Diamagnetic "bubble" equilibria in linear traps

TL;DR

This paper explores diamagnetic 'bubble' equilibria in linear plasma traps at high beta, analyzing their formation, properties, and potential for compact fusion reactors with improved confinement.

Contribution

It introduces a new equilibrium state called diamagnetic 'bubble' in linear traps and analyzes its properties and implications for fusion reactor design.

Findings

Diamagnetic bubbles can significantly expand plasma radius or alter flux distribution.

The confinement time scales as the geometric mean of parallel and perpendicular confinement times.

Potential for constructing compact fusion reactors with lengths of a few tens of meters.

Abstract

The plasma equilibrium in a linear trap at $\beta\approx 1$ (or above the mirror-instability threshold) under the topology-conservation constraint evolves into a kind of diamagnetic "bubble". This can take two forms: either the plasma body greatly expands in radius while containing the same magnetic flux, or, if the plasma radius is limited, the plasma distribution across flux-tubes changes, so that the same cross-section contains a greatly reduced flux.
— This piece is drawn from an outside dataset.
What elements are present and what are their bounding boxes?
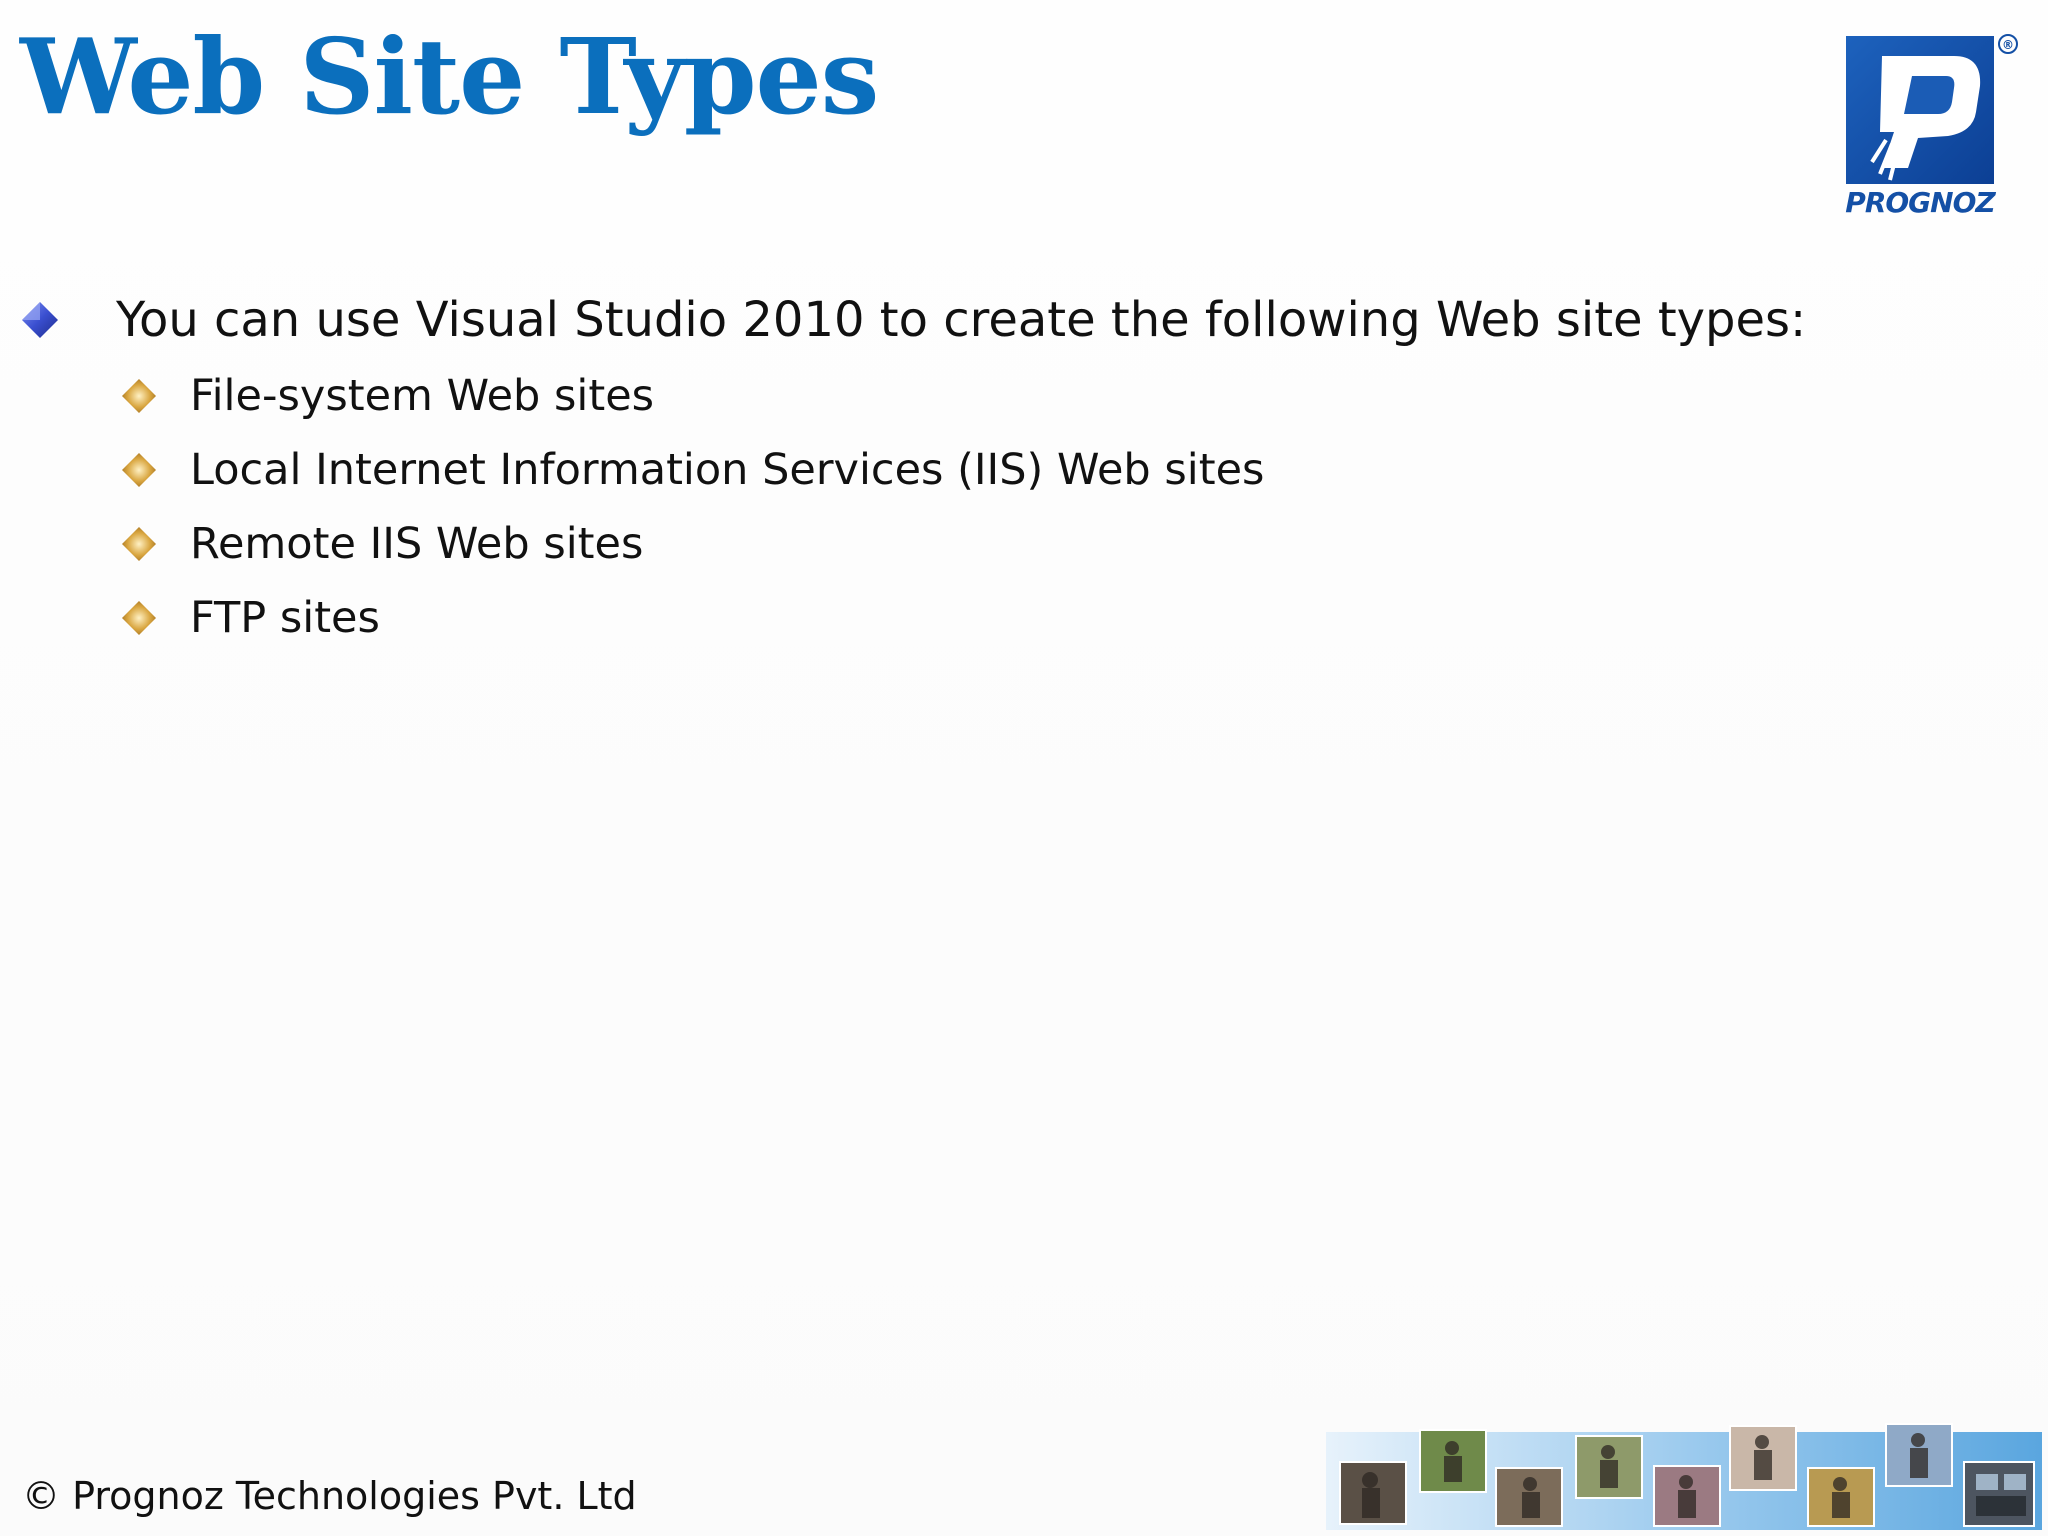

If the magnetic field of the trap is quasi-uniform around its minimum, the bubble can be made roughly cylindrical, with radius much larger than the radius of the corresponding vacuum flux-tube, and with non-paraxial ends. Then the effective mirror ratio of the diamagnetic trap becomes very large, but the cross-field transport increases. The confinement time can be found from solution of the system of equilibrium and transport equations and is shown to be $\tau_E\approx\sqrt{\tau_\parallel\tau_\perp}$. If the cross-field confinement is not too degraded by turbulence, this estimate in principle allows construction of relatively compact fusion reactors with lengths in the range of a few tens of meters. In many ways the described here diamagnetic confinement and the corresponding reactor parameters are similar to those claimed by the FRCs.